Injuries present unfamiliar challenge for Michigan State

Cornerback Vayante Copeland is the latest injured starter Michigan State must replace this season. Joe Robbins/Getty Images

The topic at this week's regular post-practice player discussions at No. 2 Michigan State was as novel as it was easy to guess: injuries.

Last week, starting cornerback Vayante Copeland texted his teammates to tell them he would miss the rest of the season with a fracture vertebra. He joined senior linebacker Ed Davis, who had his season end in August with a knee injury, and right tackle Kodi Kieler, who remains on the sideline indefinitely with a right leg injury.

The Spartans captains normally say a few words after each workout to evaluate practice or address an issue on the team. This week the conversation focused on what it will take to replace the three players absent from key positions -- a problem Michigan State has avoided during most of its recent ascent.

"In the five years I’ve been here, I can’t recall a time like this," said veteran cornerback Arjen Colquhoun, who will step into Copeland’s place in the secondary this Saturday.

In a year when the injury gods have spared very few teams, the Spartans’ streak of health and good luck ended before the season began. Head coach Mark Dantonio expected Davis to have as strong of a season as any linebacker that he’s had since coming to East Lansing. His injury in early August was the most significant health setback Michigan State has faced during its stretch of 27 wins in its past 30 games.

It was the first test this season to challenge how deep into the roster the coaching staff’s development skills and diamond-in-the rough recruiting reputation could go.

Sophomore Chris Frey and redshirt sophomore Jon Reschke have acquitted themselves well in their first three games as Davis’ tandem replacement. Reschke is second on the team with 24 tackles. Frey shined on several big plays during the fourth quarter of Michigan State’s 31-28 win against Oregon.

"For Ed, that’s a tough situation. That’s a tough injury for our team," Frey said. "(But) I came into this season feeling very comfortable, honestly. I had time to prepare myself with Ed going down early in camp. I felt comfortable from the beginning."

A mixture of youth stepping into bigger roles and versatility has helped to keep the linebacker corps it usual stingy self. That combination will be tested even further this week with middle linebacker Riley Bullough missing the first half in Saturday’s game against Central Michigan because of a targeting penalty last week. The tests will also shift to the secondary -- an area that has yet to prove it has the same depth as linebacker -- in Copeland's absence for the second straight week

Colquhoun is listed as the new starter in Copeland’s place, but several players are expected to see time at cornerback this week. Dantonio said true freshman Josh Butler will be called upon and former starter Darian Hicks, who missed a good chunk of training camp with mononucleosis, will also contribute.
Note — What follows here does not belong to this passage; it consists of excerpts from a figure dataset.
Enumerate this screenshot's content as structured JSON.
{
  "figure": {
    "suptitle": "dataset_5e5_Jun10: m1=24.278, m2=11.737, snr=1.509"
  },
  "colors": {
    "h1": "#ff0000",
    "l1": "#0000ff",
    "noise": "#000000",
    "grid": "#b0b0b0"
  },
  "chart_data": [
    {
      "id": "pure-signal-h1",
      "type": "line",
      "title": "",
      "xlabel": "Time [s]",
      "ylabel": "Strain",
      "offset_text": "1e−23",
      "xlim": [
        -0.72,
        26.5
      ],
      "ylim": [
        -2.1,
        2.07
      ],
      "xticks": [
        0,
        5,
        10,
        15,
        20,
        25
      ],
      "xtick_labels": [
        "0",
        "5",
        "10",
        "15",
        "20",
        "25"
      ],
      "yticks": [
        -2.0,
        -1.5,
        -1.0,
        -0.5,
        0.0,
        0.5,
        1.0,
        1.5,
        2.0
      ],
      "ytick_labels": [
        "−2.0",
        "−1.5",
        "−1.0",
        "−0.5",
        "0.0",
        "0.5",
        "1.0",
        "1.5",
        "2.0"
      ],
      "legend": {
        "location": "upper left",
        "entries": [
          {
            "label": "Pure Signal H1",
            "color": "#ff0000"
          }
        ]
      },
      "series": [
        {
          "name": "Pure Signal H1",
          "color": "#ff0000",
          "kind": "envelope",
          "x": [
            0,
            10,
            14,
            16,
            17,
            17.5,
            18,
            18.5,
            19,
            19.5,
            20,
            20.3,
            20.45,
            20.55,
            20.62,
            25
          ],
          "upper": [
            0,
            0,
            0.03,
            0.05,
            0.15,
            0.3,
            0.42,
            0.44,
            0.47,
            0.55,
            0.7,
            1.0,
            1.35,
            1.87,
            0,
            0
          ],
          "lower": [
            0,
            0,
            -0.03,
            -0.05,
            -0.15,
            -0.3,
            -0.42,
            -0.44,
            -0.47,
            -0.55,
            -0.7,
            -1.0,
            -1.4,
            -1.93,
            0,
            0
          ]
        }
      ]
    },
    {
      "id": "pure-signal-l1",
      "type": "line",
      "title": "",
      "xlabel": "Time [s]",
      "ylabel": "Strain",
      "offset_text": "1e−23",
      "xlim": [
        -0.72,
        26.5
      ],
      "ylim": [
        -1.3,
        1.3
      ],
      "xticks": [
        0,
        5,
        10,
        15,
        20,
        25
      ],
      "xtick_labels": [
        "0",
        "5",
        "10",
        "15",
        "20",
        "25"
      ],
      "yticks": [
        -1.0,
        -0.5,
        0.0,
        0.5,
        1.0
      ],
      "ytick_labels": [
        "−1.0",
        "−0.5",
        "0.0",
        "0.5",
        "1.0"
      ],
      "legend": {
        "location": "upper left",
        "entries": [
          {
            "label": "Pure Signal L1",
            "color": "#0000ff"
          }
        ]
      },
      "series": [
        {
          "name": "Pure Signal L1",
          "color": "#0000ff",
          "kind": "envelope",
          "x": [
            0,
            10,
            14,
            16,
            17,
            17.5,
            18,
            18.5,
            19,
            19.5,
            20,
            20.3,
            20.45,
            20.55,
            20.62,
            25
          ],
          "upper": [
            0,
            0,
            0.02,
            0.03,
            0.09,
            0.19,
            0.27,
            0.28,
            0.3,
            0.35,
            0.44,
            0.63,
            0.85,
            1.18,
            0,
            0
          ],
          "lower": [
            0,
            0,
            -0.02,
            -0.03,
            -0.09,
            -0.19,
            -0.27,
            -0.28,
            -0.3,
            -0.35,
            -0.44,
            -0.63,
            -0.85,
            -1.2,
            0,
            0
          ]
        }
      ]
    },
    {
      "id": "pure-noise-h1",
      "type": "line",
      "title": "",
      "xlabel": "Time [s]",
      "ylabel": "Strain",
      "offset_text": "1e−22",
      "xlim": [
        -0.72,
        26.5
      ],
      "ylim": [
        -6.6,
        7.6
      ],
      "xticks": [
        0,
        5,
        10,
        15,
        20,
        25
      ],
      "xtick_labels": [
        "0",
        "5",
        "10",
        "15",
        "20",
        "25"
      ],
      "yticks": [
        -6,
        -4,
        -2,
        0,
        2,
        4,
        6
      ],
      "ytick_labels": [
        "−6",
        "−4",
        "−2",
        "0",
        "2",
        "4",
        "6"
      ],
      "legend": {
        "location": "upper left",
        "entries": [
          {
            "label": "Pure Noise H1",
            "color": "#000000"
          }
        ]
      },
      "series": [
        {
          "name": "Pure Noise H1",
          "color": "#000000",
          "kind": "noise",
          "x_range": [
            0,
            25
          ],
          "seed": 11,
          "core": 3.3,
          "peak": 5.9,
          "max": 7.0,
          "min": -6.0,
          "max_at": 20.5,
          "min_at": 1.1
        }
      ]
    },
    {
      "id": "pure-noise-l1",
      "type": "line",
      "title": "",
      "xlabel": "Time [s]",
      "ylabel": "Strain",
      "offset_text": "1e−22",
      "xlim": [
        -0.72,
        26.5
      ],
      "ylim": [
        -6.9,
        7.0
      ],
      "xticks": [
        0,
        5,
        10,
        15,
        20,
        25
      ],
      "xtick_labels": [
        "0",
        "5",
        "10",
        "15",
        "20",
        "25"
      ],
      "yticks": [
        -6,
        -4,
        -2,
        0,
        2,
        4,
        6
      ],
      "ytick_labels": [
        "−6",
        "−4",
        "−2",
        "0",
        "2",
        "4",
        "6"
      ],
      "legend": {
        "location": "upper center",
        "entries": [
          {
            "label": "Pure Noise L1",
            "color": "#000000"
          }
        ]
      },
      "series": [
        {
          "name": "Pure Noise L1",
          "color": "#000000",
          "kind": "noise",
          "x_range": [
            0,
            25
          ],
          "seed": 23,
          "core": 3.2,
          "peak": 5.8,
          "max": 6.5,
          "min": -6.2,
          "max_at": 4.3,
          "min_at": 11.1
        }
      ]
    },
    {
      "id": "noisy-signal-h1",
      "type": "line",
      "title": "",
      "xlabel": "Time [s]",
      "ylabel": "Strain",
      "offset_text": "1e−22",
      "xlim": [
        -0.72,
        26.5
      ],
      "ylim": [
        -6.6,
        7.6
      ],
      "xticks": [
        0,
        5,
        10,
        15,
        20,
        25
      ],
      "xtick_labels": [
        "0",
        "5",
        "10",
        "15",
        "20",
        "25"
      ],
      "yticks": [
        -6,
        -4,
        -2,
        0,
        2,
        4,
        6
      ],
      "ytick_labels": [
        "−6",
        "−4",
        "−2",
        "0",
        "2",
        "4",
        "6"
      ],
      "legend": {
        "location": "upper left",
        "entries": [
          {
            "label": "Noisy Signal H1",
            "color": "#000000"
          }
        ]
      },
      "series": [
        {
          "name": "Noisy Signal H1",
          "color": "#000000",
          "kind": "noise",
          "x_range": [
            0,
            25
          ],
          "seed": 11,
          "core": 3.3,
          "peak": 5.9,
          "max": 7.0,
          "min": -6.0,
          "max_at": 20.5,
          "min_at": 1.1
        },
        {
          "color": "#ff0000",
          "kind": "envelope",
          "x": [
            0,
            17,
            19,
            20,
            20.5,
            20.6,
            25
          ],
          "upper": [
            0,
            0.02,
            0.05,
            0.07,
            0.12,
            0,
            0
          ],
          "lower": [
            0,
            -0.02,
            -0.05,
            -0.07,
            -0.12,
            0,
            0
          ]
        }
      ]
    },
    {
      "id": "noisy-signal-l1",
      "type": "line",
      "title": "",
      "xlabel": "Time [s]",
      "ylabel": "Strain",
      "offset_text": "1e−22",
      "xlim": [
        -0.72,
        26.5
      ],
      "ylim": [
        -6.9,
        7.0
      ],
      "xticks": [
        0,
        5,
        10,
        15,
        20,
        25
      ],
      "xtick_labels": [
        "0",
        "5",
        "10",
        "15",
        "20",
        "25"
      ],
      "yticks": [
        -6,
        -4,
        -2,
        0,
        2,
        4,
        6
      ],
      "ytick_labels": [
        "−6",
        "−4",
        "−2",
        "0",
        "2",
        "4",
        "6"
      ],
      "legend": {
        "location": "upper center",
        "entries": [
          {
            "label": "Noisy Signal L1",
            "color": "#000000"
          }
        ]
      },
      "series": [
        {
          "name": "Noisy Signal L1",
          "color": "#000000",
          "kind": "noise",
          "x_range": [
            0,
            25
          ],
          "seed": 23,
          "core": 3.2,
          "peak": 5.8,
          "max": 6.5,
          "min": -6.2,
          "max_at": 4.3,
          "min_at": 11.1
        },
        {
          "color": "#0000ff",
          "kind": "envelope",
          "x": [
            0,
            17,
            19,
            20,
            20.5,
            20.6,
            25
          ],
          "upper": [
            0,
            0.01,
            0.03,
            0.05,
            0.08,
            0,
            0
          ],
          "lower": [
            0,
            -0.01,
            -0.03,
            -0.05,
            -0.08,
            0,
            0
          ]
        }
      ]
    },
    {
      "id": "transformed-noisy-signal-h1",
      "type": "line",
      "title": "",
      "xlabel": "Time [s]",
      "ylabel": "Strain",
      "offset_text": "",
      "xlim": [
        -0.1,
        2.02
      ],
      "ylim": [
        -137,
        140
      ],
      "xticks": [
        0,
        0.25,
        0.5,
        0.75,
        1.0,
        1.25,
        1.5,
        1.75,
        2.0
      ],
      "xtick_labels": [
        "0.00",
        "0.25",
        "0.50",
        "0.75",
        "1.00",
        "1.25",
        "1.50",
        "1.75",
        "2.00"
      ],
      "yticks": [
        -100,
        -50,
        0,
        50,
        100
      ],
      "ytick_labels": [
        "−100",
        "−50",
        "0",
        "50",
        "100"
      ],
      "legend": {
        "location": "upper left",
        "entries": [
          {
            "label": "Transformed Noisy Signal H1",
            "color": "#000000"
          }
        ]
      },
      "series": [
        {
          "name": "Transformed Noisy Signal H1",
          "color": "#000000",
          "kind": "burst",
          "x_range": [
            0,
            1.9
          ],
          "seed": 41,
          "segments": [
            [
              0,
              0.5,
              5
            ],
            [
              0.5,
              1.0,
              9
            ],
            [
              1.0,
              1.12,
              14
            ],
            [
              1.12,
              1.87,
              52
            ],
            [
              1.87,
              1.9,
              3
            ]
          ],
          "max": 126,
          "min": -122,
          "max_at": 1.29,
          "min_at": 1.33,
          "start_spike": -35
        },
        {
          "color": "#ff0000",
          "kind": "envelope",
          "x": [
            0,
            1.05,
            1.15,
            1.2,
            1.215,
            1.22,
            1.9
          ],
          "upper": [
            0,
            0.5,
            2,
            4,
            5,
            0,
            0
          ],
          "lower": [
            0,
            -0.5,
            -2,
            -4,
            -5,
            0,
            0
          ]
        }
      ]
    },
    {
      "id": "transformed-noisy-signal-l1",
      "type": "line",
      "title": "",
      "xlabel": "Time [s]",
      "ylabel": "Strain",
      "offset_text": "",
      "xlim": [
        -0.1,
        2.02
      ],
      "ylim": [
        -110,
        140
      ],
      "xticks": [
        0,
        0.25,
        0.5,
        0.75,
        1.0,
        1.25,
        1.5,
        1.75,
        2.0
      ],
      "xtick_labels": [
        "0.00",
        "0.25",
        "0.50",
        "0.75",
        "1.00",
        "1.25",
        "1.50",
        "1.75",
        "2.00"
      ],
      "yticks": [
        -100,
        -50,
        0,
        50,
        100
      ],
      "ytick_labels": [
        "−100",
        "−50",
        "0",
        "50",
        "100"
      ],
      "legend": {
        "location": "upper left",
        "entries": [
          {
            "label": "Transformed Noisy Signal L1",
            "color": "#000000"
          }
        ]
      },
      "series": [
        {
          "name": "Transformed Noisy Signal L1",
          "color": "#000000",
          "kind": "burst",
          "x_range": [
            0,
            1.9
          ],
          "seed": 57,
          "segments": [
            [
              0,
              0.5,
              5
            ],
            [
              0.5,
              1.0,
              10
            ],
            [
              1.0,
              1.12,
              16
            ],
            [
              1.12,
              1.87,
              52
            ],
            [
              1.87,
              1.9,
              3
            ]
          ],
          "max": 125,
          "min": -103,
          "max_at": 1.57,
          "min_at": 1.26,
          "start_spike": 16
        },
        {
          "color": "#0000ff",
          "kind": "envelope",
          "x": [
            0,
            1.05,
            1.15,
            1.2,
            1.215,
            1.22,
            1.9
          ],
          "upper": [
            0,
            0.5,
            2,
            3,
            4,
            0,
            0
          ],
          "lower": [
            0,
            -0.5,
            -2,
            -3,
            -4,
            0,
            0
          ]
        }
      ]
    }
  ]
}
"We've got good players in the program, and we've got guys that played a lot of football back for us," Dantonio said Tuesday. "So my feeling is that we've got depth on this football team, and (injuries) won't be an excuse not to play well."

As the Spartans settle into their spot as a playoff contender according to early AP polls, health might be the toughest opponent they face in the near future. Games against Central Michigan, Purdue and Rutgers in the next three weeks should be step-over victories for the No. 2 team in the country. Michigan State should be favored to win each of its next seven games leading into the Nov. 21 showdown with top-ranked Ohio State.

Until then, the biggest challenges Dantonio and his staff face will be shoring up a secondary that is crucial to the Spartans’ defensive success and finding a fix for an offensive line that hasn’t looked as dominant without Kieler. New problems threaten Michigan State as it moves further into uncharted territory in the polls.